4. A manter-se a douta decisão proferida, os direitos da Fazenda Pública ficarão subvertidos e postergados.
5. Pois onde o legislador não distingue, não compete ao intérprete fazê-lo (Administração Tributária) “Ubi lex non distinguit nec nobis distinguere licet”, como resulta do teor do artº 9º do Código Civil.
6. Assim, a sentença proferida violou o § 2º do art. 70º do CMISSD, conjugado com o art.º 668º do Código Processo Civil e art.º 125º do Código de Procedimento e de Processo Tributário, por errada interpretação e aplicação das normas ao caso concreto.
Por seu turno o Ministério Público formulou as seguintes conclusões:
1. Ao invés do que sucede com o arrolamento a que alude o art. 140º do CPPT, o arrolamento de bens sem depósito referido no art. 70º § 2º do CIMSSD “visa apenas a substituição dos obrigados à descrição e avaliação dos bens deixados pelo de cujus, tudo com vista a possibilitar, a administração fiscal a decidir se há ou não lugar à liquidação de imposto sucessório” (cfr. o douto Ac. da Rel. do Porto de 11.10.01 – P. 0131171).
2. Sendo um procedimento especial, assenta o arrolamento sem depósito do art. 70º § 2º do CIMSSD numa presunção de sonegação de bens por parte de quem tem a obrigação legal de os relacionar, seja ou não devido imposto.
3. Tal arrolamento especial diverge, quanto aos respectivos requisitos legais, do arrolamento regulado no art. 140º do CPPT, não exigindo, ao invés do que se sustenta na douta decisão recorrida, o aludido fundado receio de extravio ou dissipação de bens, muito à semelhança do que sucede com os arrolamentos especiais de que fala o art. 427º do CPC, por contraposição aos arrolamentos a que seja aplicável o art. 421º do CPC (cfr. n.º 3 do art. 427º do CPC).
4. A inexigibilidade daquele fundado receio como requisito do arrolamento previsto no art. 70º § 2º do CIMSSD decorre do próprio texto legal quando nele se fixa a presunção de sonegação de todos bens da herança, no caso da não apresentação da relação de bens.

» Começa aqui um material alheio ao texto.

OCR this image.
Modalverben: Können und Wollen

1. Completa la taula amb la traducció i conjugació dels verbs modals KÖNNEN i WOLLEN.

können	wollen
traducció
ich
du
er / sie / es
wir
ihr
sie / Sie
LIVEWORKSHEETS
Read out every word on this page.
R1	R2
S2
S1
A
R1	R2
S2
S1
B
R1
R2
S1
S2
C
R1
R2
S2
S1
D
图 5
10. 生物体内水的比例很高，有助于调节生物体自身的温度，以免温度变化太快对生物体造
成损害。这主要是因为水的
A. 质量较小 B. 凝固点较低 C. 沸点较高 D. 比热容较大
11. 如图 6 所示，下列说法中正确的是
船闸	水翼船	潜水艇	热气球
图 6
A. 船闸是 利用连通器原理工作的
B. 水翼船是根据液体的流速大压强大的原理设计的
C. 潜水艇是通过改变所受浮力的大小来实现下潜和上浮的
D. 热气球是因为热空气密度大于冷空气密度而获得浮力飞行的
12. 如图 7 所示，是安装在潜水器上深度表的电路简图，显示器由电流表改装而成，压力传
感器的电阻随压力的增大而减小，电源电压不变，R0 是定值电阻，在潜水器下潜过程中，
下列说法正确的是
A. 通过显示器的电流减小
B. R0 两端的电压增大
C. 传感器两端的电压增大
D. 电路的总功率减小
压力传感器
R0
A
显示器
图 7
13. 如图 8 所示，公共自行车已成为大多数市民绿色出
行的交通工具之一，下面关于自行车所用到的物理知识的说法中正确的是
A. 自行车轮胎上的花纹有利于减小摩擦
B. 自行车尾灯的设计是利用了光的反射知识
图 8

5. A questão da notificação à cabeça-de-casal não se coloca porque, havendo aviso de recepção, a notificação tem-se por efectuada na própria pessoa do notificando, mesmo quando o aviso de recepção tenha sido assinado por terceira pessoa presente no seu domicílio, nos termos do disposto no art. 66º, n.º 3 do CPT (agora o art. 39º, n.º 3 do CPPT).
6. Indeferindo liminarmente o arrolamento, com base na falta de alegação de factos que integrem fundado receio de extravio ou dissipação de bens, violou o disposto no art. 70º § 2º do CIMSSD.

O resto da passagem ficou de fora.